While the world still reels from the tragic death of Robin Williams, some remember him for his philanthropy as well as for his comedy. Williams had a heart as big as his talent and made a huge difference in the lives of those who were helped by his generosity.
Back in 1986, Williams — along with pals Billy Crystal and Whoopi Goldberg — were the original hosts of Comic Relief. The show appeared on HBO, ensuring that the 47 comedians who participated would not be censored. All of the proceeds from the show, which aired yearly for 12 years, went to create programs for the homeless and those in need. More than $50 million was raised over those years, creating a movement and becoming the “honorary charity of the comedy community.”
Robin’s caring for the homeless spilled over into his “other job” of movies, TV and appearances. A little-known detail which appeared in his rider made sure of that.
For those who don’t know, a rider is a part of a performer’s contract, detailing requirements and personal needs. You may remember the story about Van Halen requiring a bowl of M & Ms in their dressing room, with all of the brown ones removed. This wasn’t because they were really that picky, but to ensure that the rider had actually been read by the promoter. The logic being that if a detail like that were correct, they could be sure that the important things would be taken care of.

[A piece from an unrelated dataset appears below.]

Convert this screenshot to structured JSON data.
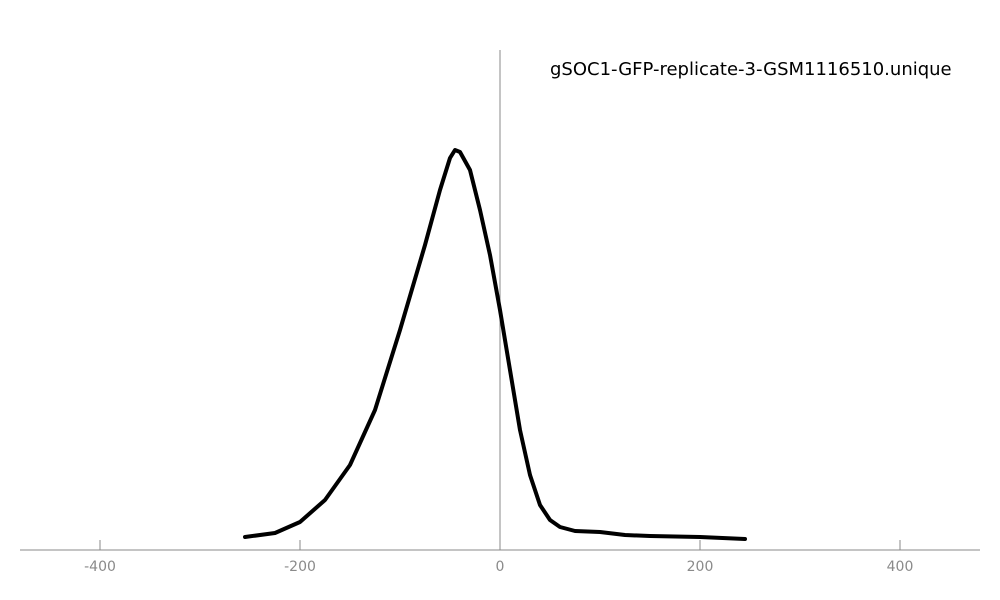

Robin Williams had a rider, too. And, according to blogger Brian Lord, one section of it was beautifully altruistic. Lord writes:
“When I got Robin Williams’ rider, I was very surprised by what I found. He actually had a requirement that for every single event or film he did, the company hiring him also had to hire a certain number of homeless people and put them to work. I never watched a Robin Williams movie the same way after that.”
Lord goes on to express the hope that the practice was being continued by production companies and event planners. Because it’s not just about giving some homeless people a temporary job, it’s about empowering them. To give them pride in themselves again by earning their own income.
So, not only did Robin Williams help those in need with his own money and time, but he used his power to make sure that the companies for which he worked would see how important it was to give the homeless an opportunity and some self-respect. Thanks, Robin.